Di recente, Poniz si è anche detto favorevole al “lodo Conte”, il mostro giuridico e anticostituzionale ideato dal premier nel tentativo di condurre i partiti di maggioranza all’intesa sulla prescrizione, e che prevede l’applicazione della riforma Bonafede solo ai condannati in primo grado, destinando questi ultimi a processi potenzialmente eterni. Il presidente dell’Anm ha affermato che la distinzione tra condannati e assolti in primo grado “è saggissima, non capisco perché dovrebbe essere incostituzionale”, aggiungendo che il lodo “sta dentro il principio di uguaglianza”, perché “condannati e assolti sono due cose diverse”. Insomma, ancora una volta il presidente dell’Anm sembra ignorare l’articolo 27 della nostra Costituzione, che stabilisce invece che condannati e assolti in primo grado non vanno considerati diversamente, ma allo stesso modo, vale a dire innocenti fino a sentenza definitiva. Ma l’intesa tra Poniz e Bonafede sembra aver trovato slancio soprattutto a partire dal congresso nazionale tenuto dall’Anm a Genova a fine novembre. In quell’occasione è accaduto qualcosa, diciamo così, di speciale, che vale la pena ricordare.

 

Nella relazione di apertura del congresso, Poniz muove – a sorpresa – alcune critiche nei confronti della riforma della prescrizione: “Svincolata da riforme strutturali, come da noi richieste, rischia di produrre squilibri”, afferma, aggiungendo che la politica deve trovare “un punto di equilibrio tra irrinunciabili riforme organiche di un sistema complesso, sapendo percorrere vie come il significativo potenziamento di riti alternativi”. Il presidente dell’Anm sembra suggerire un rinvio dell’entrata in vigore della riforma, per permettere di velocizzare prima i tempi della giustizia, e infatti le sue parole creano scalpore, tanto da essere rilanciate dall’ex Guardasigilli, e vicesegretario del Pd, Andrea Orlando.

 

Il giorno dopo, il ministro della Giustizia Bonafede si presenta col cappello in mano al congresso dell’Anm e, dopo aver incensato le toghe (“I nostri magistrati sono tra i migliori al mondo, lavorano duramente e senza sosta”), di fronte alla platea di magistrati annuncia di voler abbandonare l’ipotesi di introduzione del sorteggio per l’elezione dei consiglieri togati del Csm, di cui tanto si era parlato in seguito allo scandalo sulle nomine pilotate dalle correnti, e su cui si era scatenata l’ira del sindacato togato.

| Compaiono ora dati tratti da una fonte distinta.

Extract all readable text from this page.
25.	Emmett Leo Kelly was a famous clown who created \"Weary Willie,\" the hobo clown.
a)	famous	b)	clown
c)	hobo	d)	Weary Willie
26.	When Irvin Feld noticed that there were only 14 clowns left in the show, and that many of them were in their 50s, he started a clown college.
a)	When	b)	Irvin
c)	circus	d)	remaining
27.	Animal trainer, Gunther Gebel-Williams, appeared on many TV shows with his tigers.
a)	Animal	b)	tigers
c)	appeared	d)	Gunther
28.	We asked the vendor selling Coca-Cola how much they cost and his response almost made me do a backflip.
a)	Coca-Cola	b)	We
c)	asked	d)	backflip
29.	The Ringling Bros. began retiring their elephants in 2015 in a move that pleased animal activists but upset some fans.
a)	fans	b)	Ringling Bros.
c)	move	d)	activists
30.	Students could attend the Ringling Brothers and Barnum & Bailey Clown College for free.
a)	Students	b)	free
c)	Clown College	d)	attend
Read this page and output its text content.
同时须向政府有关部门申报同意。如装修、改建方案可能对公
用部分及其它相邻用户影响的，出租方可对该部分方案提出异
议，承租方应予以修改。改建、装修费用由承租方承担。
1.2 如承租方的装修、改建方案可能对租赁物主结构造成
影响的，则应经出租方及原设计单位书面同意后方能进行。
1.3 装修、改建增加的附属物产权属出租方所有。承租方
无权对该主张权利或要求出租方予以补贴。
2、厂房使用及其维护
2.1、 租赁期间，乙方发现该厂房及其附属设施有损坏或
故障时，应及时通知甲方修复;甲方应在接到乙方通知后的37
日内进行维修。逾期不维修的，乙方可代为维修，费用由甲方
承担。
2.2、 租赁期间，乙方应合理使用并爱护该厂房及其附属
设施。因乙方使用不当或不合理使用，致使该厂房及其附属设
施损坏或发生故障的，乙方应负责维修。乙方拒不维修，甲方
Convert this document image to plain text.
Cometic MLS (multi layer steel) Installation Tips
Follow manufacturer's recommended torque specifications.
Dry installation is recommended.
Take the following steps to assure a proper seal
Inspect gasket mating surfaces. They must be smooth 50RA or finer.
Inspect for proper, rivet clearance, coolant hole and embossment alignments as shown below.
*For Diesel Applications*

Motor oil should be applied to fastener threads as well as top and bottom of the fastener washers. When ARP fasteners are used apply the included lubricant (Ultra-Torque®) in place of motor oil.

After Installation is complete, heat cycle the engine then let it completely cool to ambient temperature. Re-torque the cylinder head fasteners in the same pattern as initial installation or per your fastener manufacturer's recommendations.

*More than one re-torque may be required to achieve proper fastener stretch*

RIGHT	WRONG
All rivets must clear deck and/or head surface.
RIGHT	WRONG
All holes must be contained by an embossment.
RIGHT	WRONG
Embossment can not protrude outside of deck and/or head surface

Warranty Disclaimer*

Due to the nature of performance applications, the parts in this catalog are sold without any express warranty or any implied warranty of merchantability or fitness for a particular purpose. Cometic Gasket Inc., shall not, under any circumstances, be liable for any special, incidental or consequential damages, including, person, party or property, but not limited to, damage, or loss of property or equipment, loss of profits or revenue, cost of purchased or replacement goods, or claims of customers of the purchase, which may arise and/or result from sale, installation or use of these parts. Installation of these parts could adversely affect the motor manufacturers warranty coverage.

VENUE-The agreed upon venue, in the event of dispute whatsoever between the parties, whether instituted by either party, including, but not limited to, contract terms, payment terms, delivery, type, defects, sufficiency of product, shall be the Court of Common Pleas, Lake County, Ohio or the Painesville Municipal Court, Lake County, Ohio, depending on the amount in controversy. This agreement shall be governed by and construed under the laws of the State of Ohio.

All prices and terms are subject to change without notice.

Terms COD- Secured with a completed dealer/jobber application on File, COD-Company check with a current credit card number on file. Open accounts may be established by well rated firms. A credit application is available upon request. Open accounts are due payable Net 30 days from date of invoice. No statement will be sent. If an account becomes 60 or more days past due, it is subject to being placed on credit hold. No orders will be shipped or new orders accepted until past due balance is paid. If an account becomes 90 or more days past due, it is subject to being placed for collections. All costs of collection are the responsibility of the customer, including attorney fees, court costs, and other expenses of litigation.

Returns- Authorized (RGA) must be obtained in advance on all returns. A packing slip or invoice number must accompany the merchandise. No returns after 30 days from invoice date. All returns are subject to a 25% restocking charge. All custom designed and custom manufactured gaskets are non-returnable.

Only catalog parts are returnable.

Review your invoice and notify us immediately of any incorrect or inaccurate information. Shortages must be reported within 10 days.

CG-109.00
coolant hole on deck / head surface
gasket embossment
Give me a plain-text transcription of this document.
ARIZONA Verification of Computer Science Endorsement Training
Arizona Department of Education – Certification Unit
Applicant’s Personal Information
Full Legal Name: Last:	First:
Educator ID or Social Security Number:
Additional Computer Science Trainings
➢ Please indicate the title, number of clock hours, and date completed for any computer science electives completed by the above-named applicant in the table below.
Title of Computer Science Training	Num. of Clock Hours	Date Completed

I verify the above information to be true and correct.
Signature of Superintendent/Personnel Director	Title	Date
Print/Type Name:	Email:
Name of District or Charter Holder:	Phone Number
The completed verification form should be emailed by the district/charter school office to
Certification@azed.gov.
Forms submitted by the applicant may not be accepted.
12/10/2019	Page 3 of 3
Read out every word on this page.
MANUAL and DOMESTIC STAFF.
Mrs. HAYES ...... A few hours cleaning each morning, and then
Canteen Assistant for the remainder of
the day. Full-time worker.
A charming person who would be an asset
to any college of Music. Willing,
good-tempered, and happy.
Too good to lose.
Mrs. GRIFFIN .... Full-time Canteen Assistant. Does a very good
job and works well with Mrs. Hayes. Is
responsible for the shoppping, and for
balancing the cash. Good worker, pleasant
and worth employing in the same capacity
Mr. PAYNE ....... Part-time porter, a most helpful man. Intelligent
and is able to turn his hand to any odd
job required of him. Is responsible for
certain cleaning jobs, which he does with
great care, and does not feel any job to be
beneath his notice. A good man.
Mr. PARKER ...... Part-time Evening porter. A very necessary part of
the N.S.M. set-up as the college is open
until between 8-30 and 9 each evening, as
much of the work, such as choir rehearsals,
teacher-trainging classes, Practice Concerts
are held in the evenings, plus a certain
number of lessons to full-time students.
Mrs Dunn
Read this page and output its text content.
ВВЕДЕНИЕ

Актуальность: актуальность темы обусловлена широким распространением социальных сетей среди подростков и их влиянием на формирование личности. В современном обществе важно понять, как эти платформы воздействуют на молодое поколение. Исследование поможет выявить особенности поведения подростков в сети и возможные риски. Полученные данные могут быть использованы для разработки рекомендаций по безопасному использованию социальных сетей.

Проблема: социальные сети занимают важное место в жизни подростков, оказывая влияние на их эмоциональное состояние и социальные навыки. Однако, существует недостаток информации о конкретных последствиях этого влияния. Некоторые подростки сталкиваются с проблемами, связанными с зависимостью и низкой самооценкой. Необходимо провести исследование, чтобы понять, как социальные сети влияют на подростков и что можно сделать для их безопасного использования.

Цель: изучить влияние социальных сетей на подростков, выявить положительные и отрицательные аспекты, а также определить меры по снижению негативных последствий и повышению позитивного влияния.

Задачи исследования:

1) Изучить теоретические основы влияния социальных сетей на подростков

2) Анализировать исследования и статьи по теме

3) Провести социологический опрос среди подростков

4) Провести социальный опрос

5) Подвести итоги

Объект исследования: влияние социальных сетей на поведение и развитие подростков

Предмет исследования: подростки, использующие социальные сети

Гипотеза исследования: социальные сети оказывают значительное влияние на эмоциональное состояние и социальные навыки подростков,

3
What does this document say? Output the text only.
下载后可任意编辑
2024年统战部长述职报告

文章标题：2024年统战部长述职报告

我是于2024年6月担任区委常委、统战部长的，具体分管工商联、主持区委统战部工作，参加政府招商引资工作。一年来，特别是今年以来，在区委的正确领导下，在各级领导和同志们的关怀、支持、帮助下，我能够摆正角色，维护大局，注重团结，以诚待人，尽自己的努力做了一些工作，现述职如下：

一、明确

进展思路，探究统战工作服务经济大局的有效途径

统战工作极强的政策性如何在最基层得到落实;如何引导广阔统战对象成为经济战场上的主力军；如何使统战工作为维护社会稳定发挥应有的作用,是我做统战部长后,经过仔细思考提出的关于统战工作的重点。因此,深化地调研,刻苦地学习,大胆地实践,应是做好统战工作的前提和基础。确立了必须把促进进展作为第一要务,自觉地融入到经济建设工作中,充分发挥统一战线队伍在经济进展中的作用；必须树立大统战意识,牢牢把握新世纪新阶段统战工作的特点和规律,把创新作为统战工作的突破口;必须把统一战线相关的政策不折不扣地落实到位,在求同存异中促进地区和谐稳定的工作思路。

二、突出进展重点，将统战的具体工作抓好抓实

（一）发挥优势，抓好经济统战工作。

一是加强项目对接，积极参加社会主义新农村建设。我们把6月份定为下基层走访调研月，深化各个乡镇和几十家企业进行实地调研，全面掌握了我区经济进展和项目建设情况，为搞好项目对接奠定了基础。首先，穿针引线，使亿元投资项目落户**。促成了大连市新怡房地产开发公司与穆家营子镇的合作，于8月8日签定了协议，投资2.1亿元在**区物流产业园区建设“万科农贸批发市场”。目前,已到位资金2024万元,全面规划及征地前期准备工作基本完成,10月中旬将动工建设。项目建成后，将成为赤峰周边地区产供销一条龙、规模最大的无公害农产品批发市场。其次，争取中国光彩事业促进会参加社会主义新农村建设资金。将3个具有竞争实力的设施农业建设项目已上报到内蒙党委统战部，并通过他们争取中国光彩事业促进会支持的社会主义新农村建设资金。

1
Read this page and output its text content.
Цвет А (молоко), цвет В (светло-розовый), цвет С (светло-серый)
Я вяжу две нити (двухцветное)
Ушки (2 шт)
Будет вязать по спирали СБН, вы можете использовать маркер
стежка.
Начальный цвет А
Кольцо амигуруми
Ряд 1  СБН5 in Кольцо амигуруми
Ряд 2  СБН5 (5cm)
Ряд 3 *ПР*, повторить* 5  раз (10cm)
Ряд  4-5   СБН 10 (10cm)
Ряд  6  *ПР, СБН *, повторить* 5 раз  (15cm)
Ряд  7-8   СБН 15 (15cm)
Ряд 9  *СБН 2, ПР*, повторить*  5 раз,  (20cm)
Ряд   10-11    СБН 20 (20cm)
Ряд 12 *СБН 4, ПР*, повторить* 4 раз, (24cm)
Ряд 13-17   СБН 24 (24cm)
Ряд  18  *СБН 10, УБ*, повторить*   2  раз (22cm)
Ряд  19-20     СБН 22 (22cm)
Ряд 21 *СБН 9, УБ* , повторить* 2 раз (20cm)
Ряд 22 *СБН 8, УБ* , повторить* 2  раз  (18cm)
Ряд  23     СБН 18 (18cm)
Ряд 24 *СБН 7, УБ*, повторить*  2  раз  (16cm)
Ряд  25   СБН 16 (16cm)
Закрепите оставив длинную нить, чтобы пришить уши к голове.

Applausi scroscianti dei presenti.

 

L’Anm incassa il passo indietro di Bonafede sul sorteggio e, poche ore dopo, cambia rotta sulla riforma del Guardasigilli. “La prescrizione così com’è va benissimo e renderà impossibile un uso strumentale delle impugnazioni”, dichiara Poniz, che poi ribadisce: “Non c’è nessuna bomba atomica. Il 1° gennaio non succede niente”. Insomma, tra l’Anm e Bonafede è avvenuto uno scambio di amorosi sensi, ma soprattutto di interessi.